VSU, a land-grant institution, hosts workshops and field days for hands-on demonstrations at Randolph Farm, a 416-acre agricultural learning center on River Road. The goal is to help farmers improve traditional row crops and also learn about exotic new possibilities.

Karen and Bob Richardson, who grow fruits and vegetables on their Bottle Tree Farm in Waverly, attended the field day as they considered whether to specialize in ginger or turmeric. Already growing on their porch are five plants of each that they obtained from an earlier extension program.

“We sort of did it as an experiment,” Karen Richardson said.

They plan to set up a 32-by-72-foot high tunnel and initially use a third of the space for ginger, and rotate crops in the remainder of the space, Bob Richardson said.

They have been growing 50 or more types of produce on their 18-acre farm, but it has become too taxing, he said. “It just became too much.”

Richardson said he is looking to turn his unused acreage - about 13 acres - into “a farmer incubator program” for the healthy-food movement.

“I’m simply trying to get more young farmers into growing produce in a sustainable manner,” he said.

Sarah Chabot came from Blacksburg to learn more about whether growing ginger was feasible for her high tunnel.

What she learned, however, was that ginger might not be a crop she should attempt to grow commercially. She grows tomatoes in her high tunnel now, and the two plants are subjected to the same bacterial wilt.

But, she added, “I’ll grow some for myself.”

Like many at the field day, she had attended VSU’s programs before.

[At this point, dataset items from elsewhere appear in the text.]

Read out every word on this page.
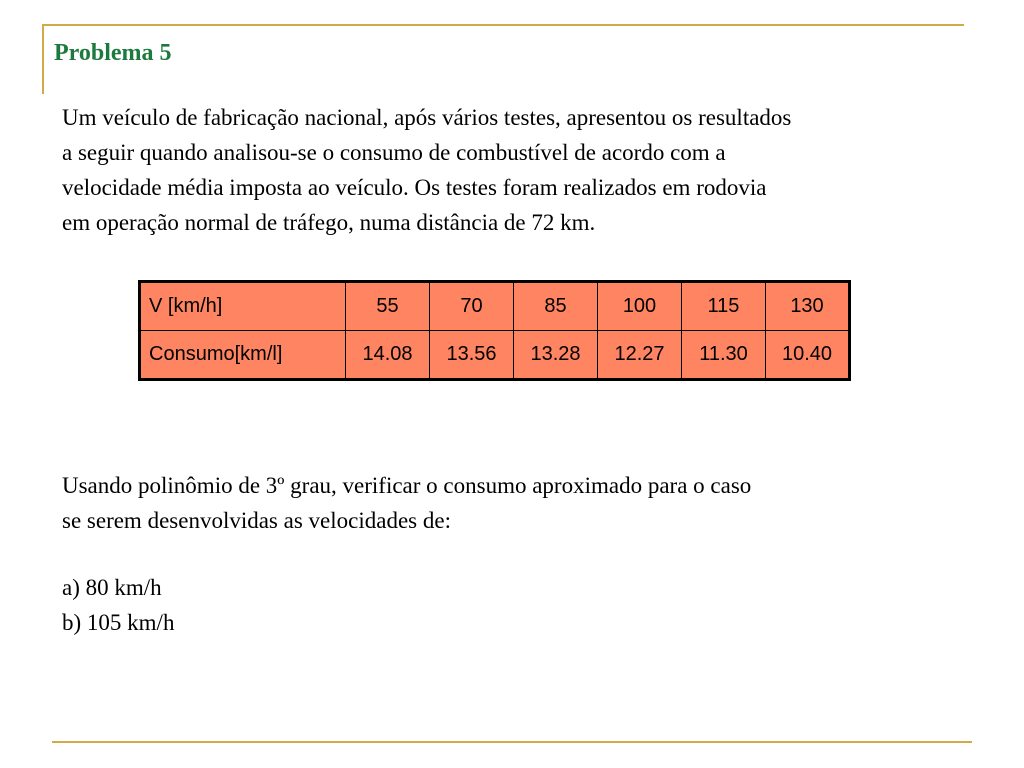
Problema 5

Um veículo de fabricação nacional, após vários testes, apresentou os resultados
a seguir quando analisou-se o consumo de combustível de acordo com a
velocidade média imposta ao veículo. Os testes foram realizados em rodovia
em operação normal de tráfego, numa distância de 72 km.

V [km/h]	55	70	85	100	115	130
Consumo[km/l]	14.08	13.56	13.28	12.27	11.30	10.40

Usando polinômio de 3º grau, verificar o consumo aproximado para o caso
se serem desenvolvidas as velocidades de:

a) 80 km/h

b) 105 km/h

Rafie’s programs are “fantastic,” she said, and he follows up to help farmers with their projects. “He’ll actually call you back. He’s legendary.”

Home gardeners can grow ginger and turmeric without a hoop house, Rafie said, although the rhizomes will be smaller.

Just be sure to plant a mature, fresh and disease-free piece of ginger or turmeric rhizome as the seed piece, he advised, and keep the potted plant in a warm place.